Add flash for quick access
It is quite possible to create adequate performing file and object storage on site using a spinning disk. With the necessary capacities, HDD is usually the cheapest option.
But advances in flash memory manufacturing have made high-capacity solid-state storage available, and storage array manufacturers have begun using it in hardware with file and object storage capabilities.

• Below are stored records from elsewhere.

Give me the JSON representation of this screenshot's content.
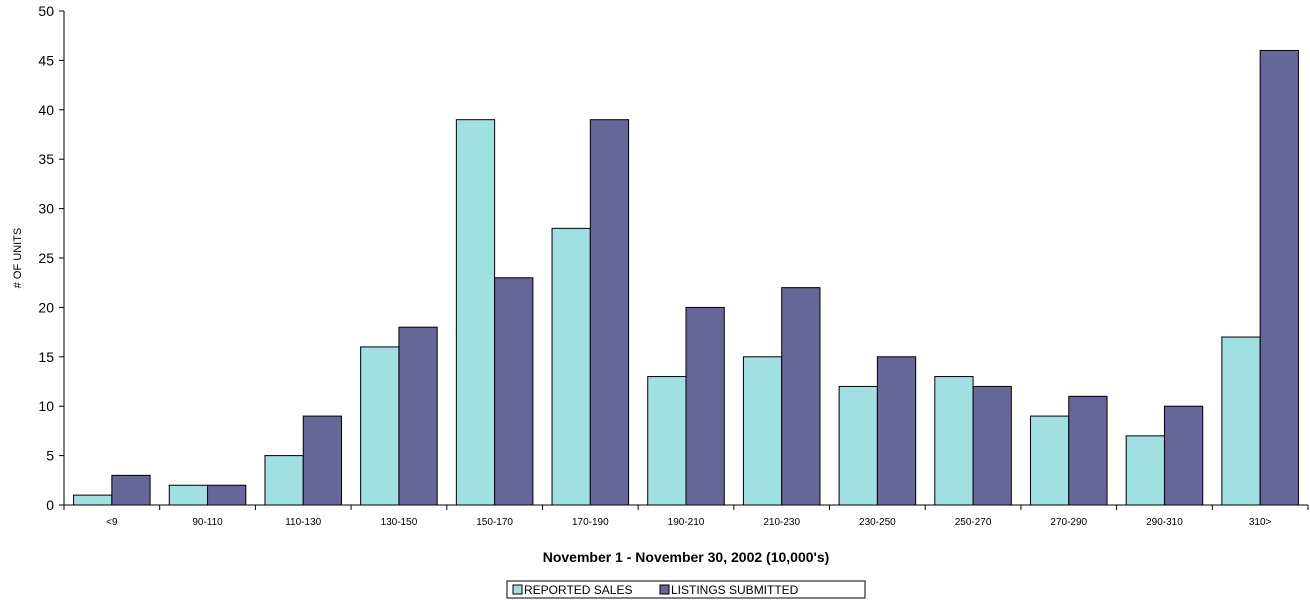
{
  "chart_data": {
    "type": "bar",
    "title": "",
    "xlabel": "November 1 - November 30, 2002 (10,000's)",
    "ylabel": "# OF UNITS",
    "ylim": [
      0,
      50
    ],
    "yticks": [
      0,
      5,
      10,
      15,
      20,
      25,
      30,
      35,
      40,
      45,
      50
    ],
    "grid": false,
    "legend_position": "bottom",
    "categories": [
      "<9",
      "90-110",
      "110-130",
      "130-150",
      "150-170",
      "170-190",
      "190-210",
      "210-230",
      "230-250",
      "250-270",
      "270-290",
      "290-310",
      "310>"
    ],
    "series": [
      {
        "name": "REPORTED SALES",
        "color": "#a0e0e0",
        "values": [
          1,
          2,
          5,
          16,
          39,
          28,
          13,
          15,
          12,
          13,
          9,
          7,
          17
        ]
      },
      {
        "name": "LISTINGS SUBMITTED",
        "color": "#666699",
        "values": [
          3,
          2,
          9,
          18,
          23,
          39,
          20,
          22,
          15,
          12,
          11,
          10,
          46
        ]
      }
    ]
  }
}
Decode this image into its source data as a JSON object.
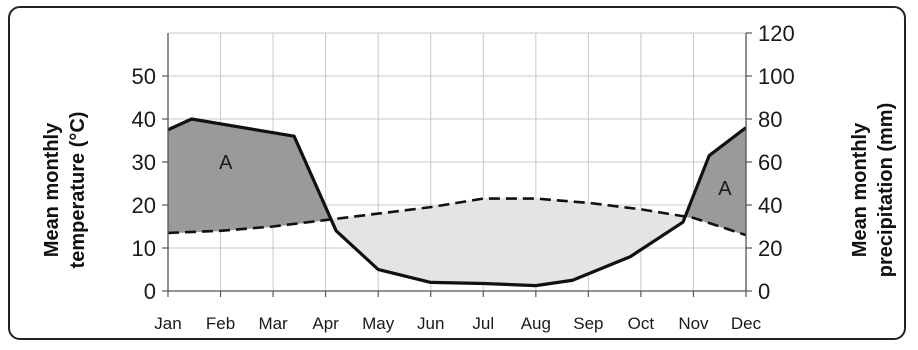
{
  "chart_data": {
    "type": "line",
    "categories": [
      "Jan",
      "Feb",
      "Mar",
      "Apr",
      "May",
      "Jun",
      "Jul",
      "Aug",
      "Sep",
      "Oct",
      "Nov",
      "Dec"
    ],
    "left_axis": {
      "label_line1": "Mean monthly",
      "label_line2": "temperature (°C)",
      "ylim": [
        0,
        60
      ],
      "ticks": [
        0,
        10,
        20,
        30,
        40,
        50
      ]
    },
    "right_axis": {
      "label_line1": "Mean monthly",
      "label_line2": "precipitation (mm)",
      "ylim": [
        0,
        120
      ],
      "ticks": [
        0,
        20,
        40,
        60,
        80,
        100,
        120
      ]
    },
    "series": [
      {
        "style": "dashed",
        "axis": "left",
        "x": [
          0,
          1,
          2,
          3,
          4,
          5,
          6,
          7,
          8,
          9,
          10,
          11
        ],
        "values": [
          13.5,
          14,
          15,
          16.5,
          18,
          19.5,
          21.5,
          21.5,
          20.5,
          19,
          17,
          13
        ]
      },
      {
        "style": "solid",
        "axis": "right",
        "x": [
          0,
          0.45,
          2.4,
          3.2,
          4,
          5,
          6,
          7,
          7.7,
          8.8,
          9.8,
          10.3,
          11
        ],
        "values": [
          75,
          80,
          72,
          28,
          10,
          4,
          3.5,
          2.5,
          5,
          16,
          32,
          63,
          76
        ]
      }
    ],
    "region_labels": [
      "A",
      "A"
    ],
    "grid": true,
    "colors": {
      "surplus_fill": "#9a9a9a",
      "deficit_fill": "#e4e4e4",
      "line": "#111111",
      "grid": "#c8c8c8",
      "frame": "#222222"
    }
  }
}
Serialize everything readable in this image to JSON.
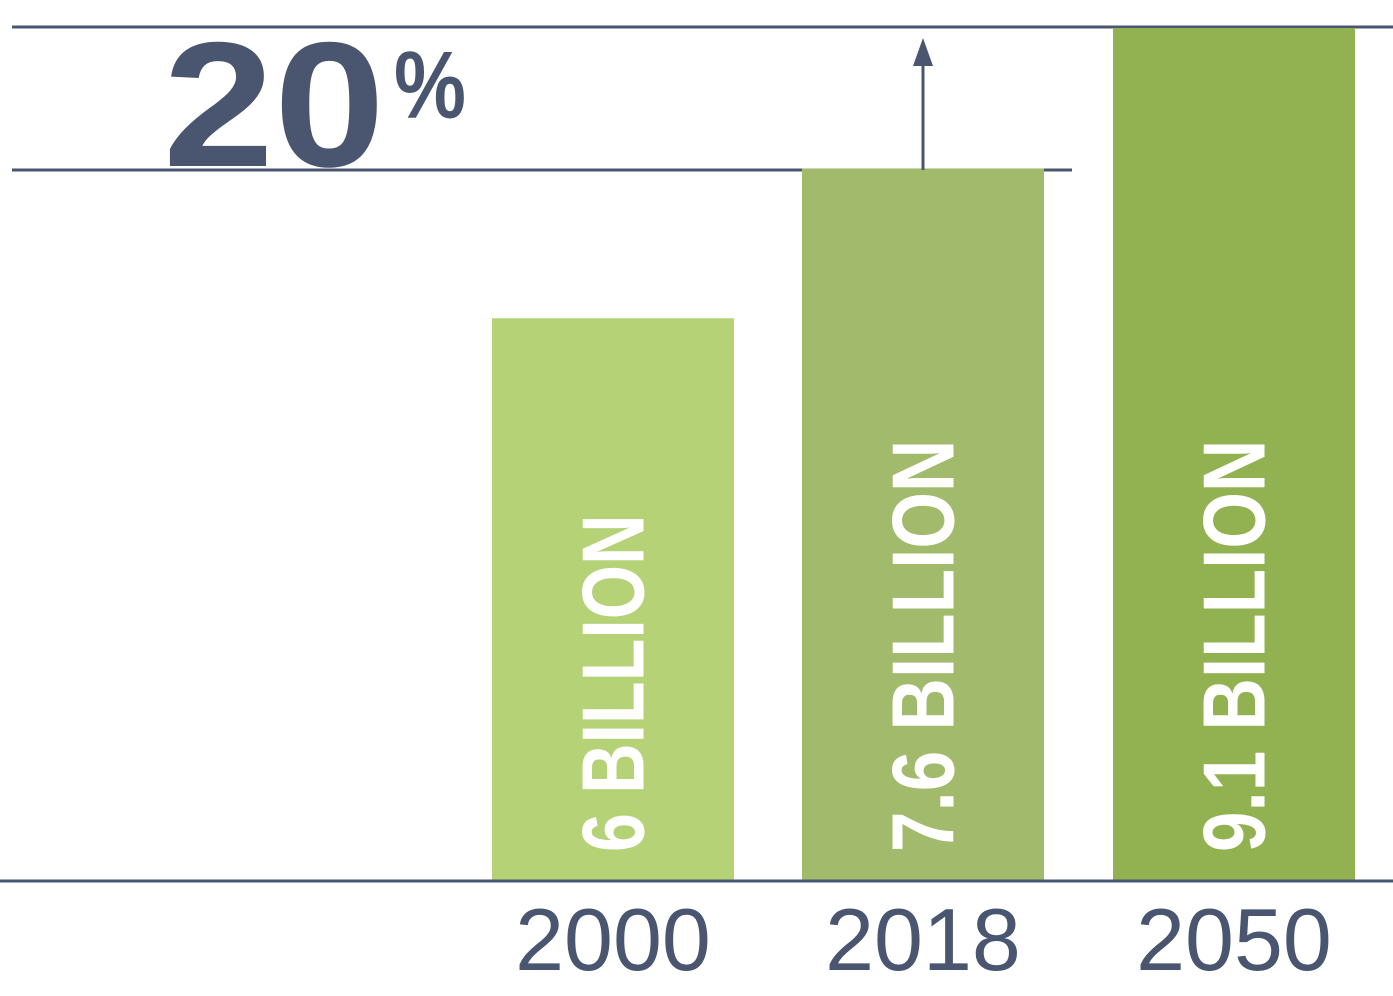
{
  "chart_data": {
    "type": "bar",
    "categories": [
      "2000",
      "2018",
      "2050"
    ],
    "values": [
      6,
      7.6,
      9.1
    ],
    "bar_labels": [
      "6 BILLION",
      "7.6 BILLION",
      "9.1 BILLION"
    ],
    "annotation": {
      "value": "20",
      "unit": "%"
    },
    "ylim": [
      0,
      9.1
    ],
    "grid": false,
    "colors": {
      "bars": [
        "#b5d276",
        "#a1ba6b",
        "#92b252"
      ],
      "lines": "#4a5670",
      "annotation": "#4a5670",
      "tick_labels": "#4a5670",
      "bar_text": "#ffffff"
    }
  }
}
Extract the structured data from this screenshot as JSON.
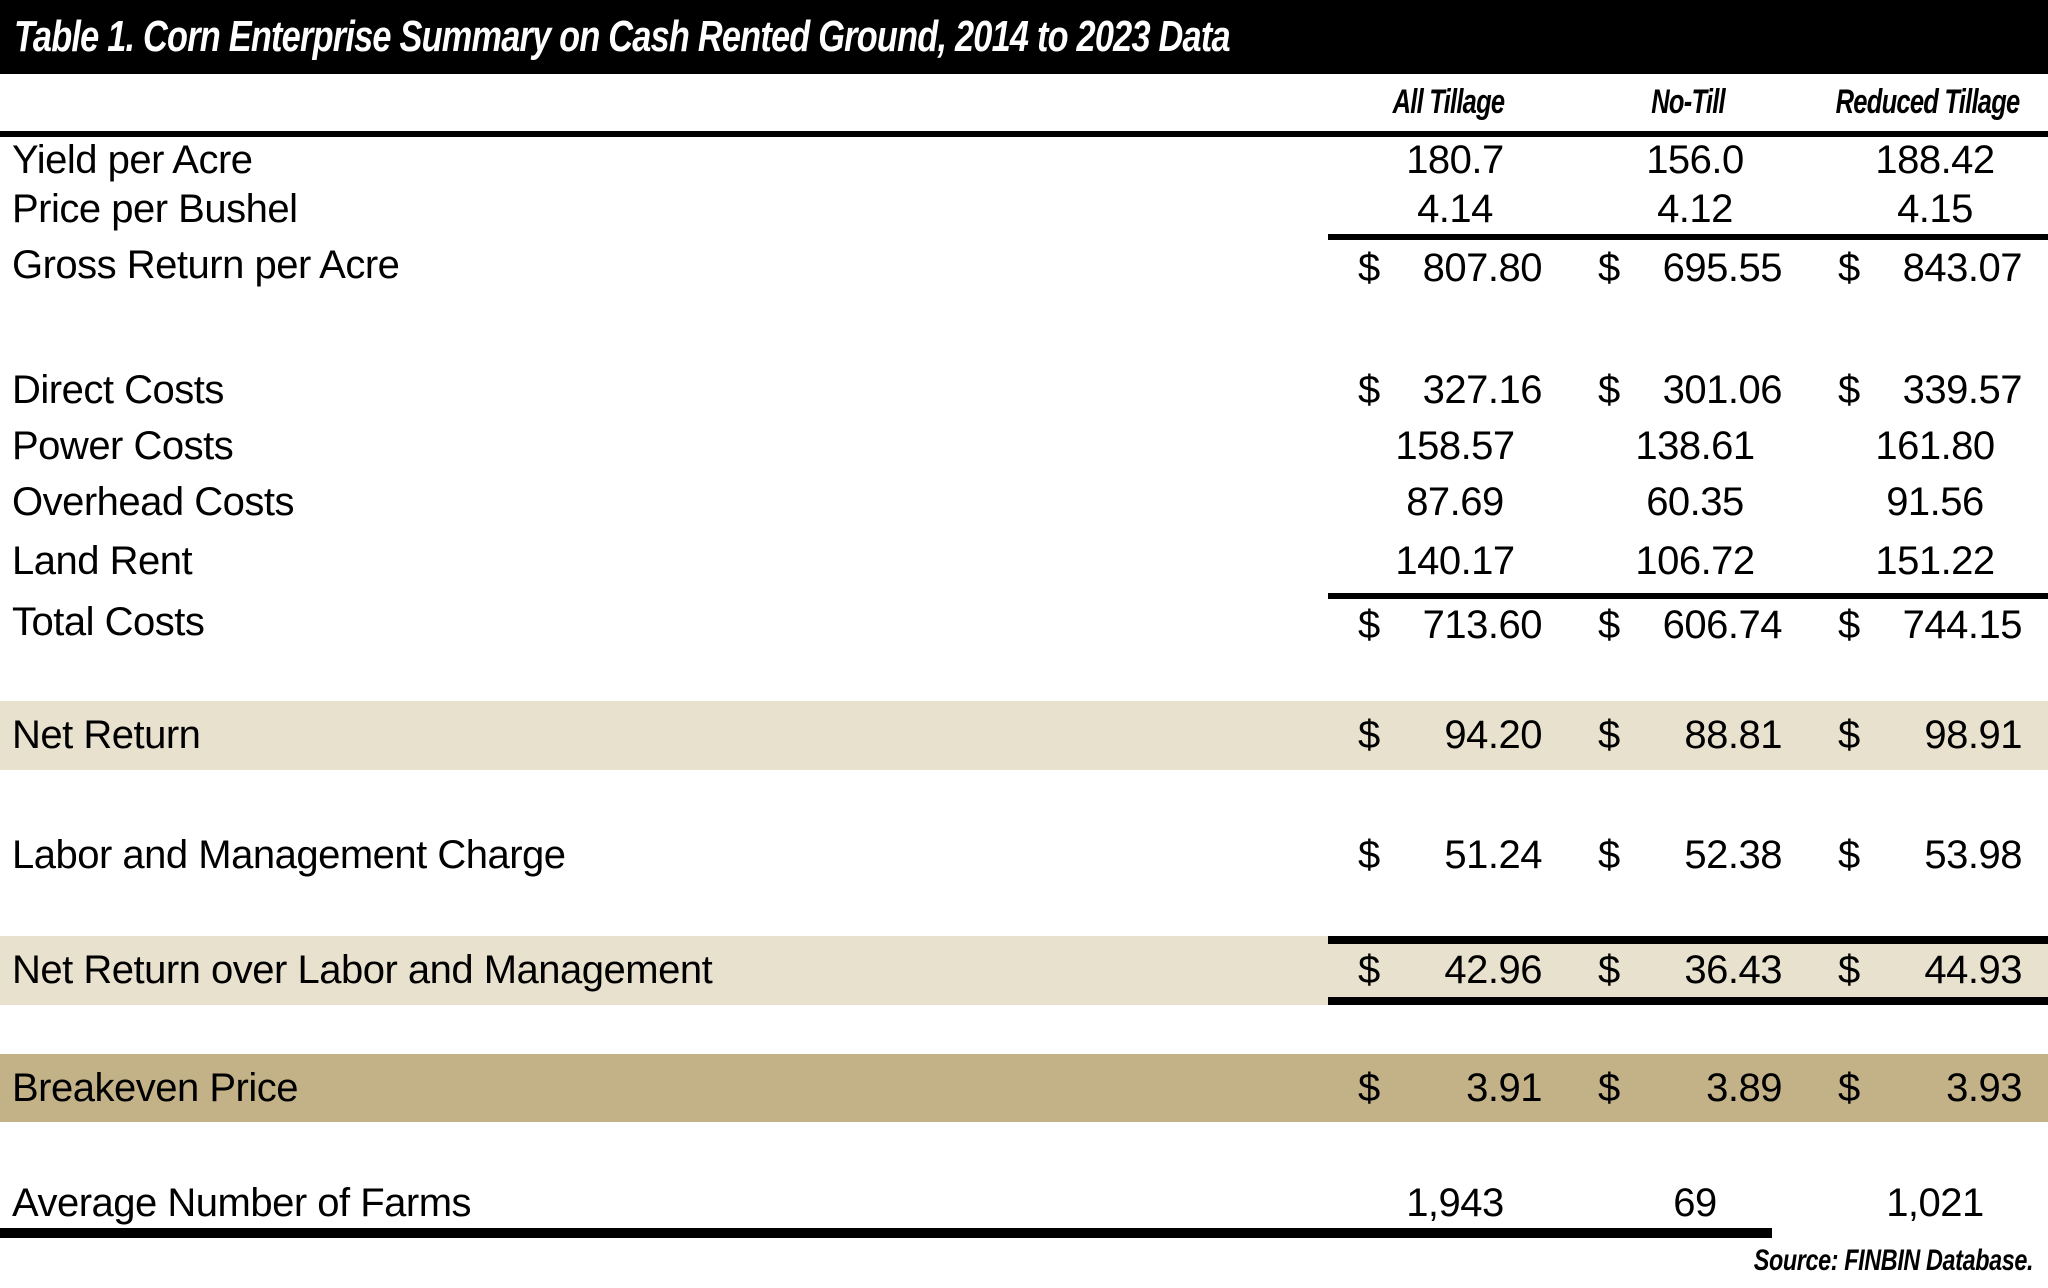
{
  "title": "Table 1. Corn Enterprise Summary on Cash Rented Ground, 2014 to 2023 Data",
  "columns": [
    "All Tillage",
    "No-Till",
    "Reduced Tillage"
  ],
  "currency_symbol": "$",
  "source_note": "Source: FINBIN Database.",
  "colors": {
    "title_bar_bg": "#000000",
    "title_text": "#ffffff",
    "highlight_light": "#e8e1cd",
    "highlight_dark": "#c3b287"
  },
  "rows": [
    {
      "label": "Yield per Acre",
      "dollar": false,
      "highlight": null,
      "values": [
        "180.7",
        "156.0",
        "188.42"
      ]
    },
    {
      "label": "Price per Bushel",
      "dollar": false,
      "highlight": null,
      "values": [
        "4.14",
        "4.12",
        "4.15"
      ]
    },
    {
      "label": "Gross Return per Acre",
      "dollar": true,
      "highlight": null,
      "values": [
        "807.80",
        "695.55",
        "843.07"
      ]
    },
    {
      "label": "Direct Costs",
      "dollar": true,
      "highlight": null,
      "values": [
        "327.16",
        "301.06",
        "339.57"
      ]
    },
    {
      "label": "Power Costs",
      "dollar": false,
      "highlight": null,
      "values": [
        "158.57",
        "138.61",
        "161.80"
      ]
    },
    {
      "label": "Overhead Costs",
      "dollar": false,
      "highlight": null,
      "values": [
        "87.69",
        "60.35",
        "91.56"
      ]
    },
    {
      "label": "Land Rent",
      "dollar": false,
      "highlight": null,
      "values": [
        "140.17",
        "106.72",
        "151.22"
      ]
    },
    {
      "label": "Total Costs",
      "dollar": true,
      "highlight": null,
      "values": [
        "713.60",
        "606.74",
        "744.15"
      ]
    },
    {
      "label": "Net Return",
      "dollar": true,
      "highlight": "light",
      "values": [
        "94.20",
        "88.81",
        "98.91"
      ]
    },
    {
      "label": "Labor and Management Charge",
      "dollar": true,
      "highlight": null,
      "values": [
        "51.24",
        "52.38",
        "53.98"
      ]
    },
    {
      "label": "Net Return over Labor and Management",
      "dollar": true,
      "highlight": "light",
      "values": [
        "42.96",
        "36.43",
        "44.93"
      ]
    },
    {
      "label": "Breakeven Price",
      "dollar": true,
      "highlight": "dark",
      "values": [
        "3.91",
        "3.89",
        "3.93"
      ]
    },
    {
      "label": "Average Number of Farms",
      "dollar": false,
      "highlight": null,
      "values": [
        "1,943",
        "69",
        "1,021"
      ]
    }
  ]
}
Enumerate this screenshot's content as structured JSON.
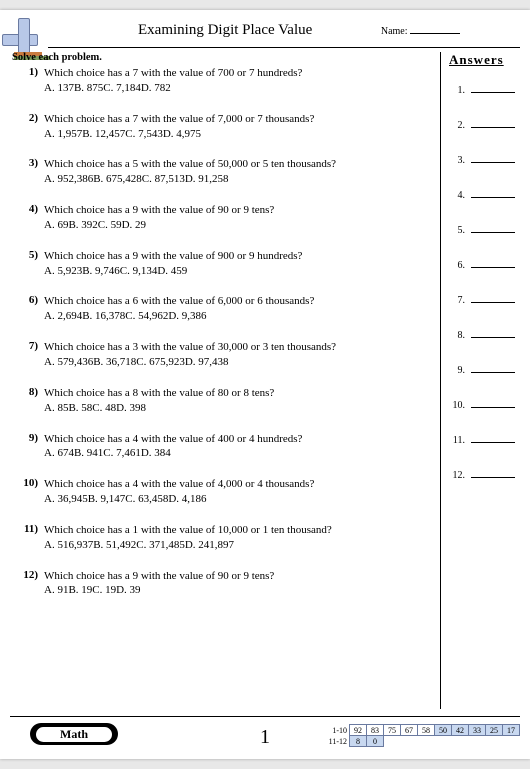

This is QLC – four level cell – flash. This includes four levels of binary switches for flash cells to provide higher storage density and therefore a lower cost per GB than any other commercially usable flash today.
However, the trade-offs that come with QLC are that flash life can be compromised, making it better suited for large capacity data that is accessed less frequently.
But flash speed is particularly well-suited for unstructured use cases, such as in analytics where fast processing and therefore I/O is needed, and in cases where customers want to restore large data sets from backups in case of a ransomware attack. For example.
Storage hardware vendors that sell QLC-based arrays suitable for file and, in some cases, object storage include:
Dell EMC, with PowerScale, including the (partially) rebranded EMC Isilon scale-out NAS with access to S3 object storage. Its all-flash (it also has hybrid flash) NVMe QLC flash-equipped options come in a range of capacities that scale to tens of PBs.
NetApp, which recently launched a new family of QLC flash storage arrays, the C-series, aimed at higher capacity use cases that also need the speed of SSDs. The C series starts with three options: C250, C400, and C800, which scale to 35PB, 71PB, and 106PB respectively. Access to object storage is possible but limited via the protocol through the NetApp Ontap operating system.
Pure Storage with its FlashArray//C provides fully QLC NVMe attached flash in two models, //C40 and //C60 with capacities in the PB range. Meanwhile, Pure’s FlashBlade//S family is explicitly marketed as “fast file and object” with NVMe QLC in its proprietary modules in two models. The S200 emphasizes capacity, with data reduction, while the S500 bets on performance.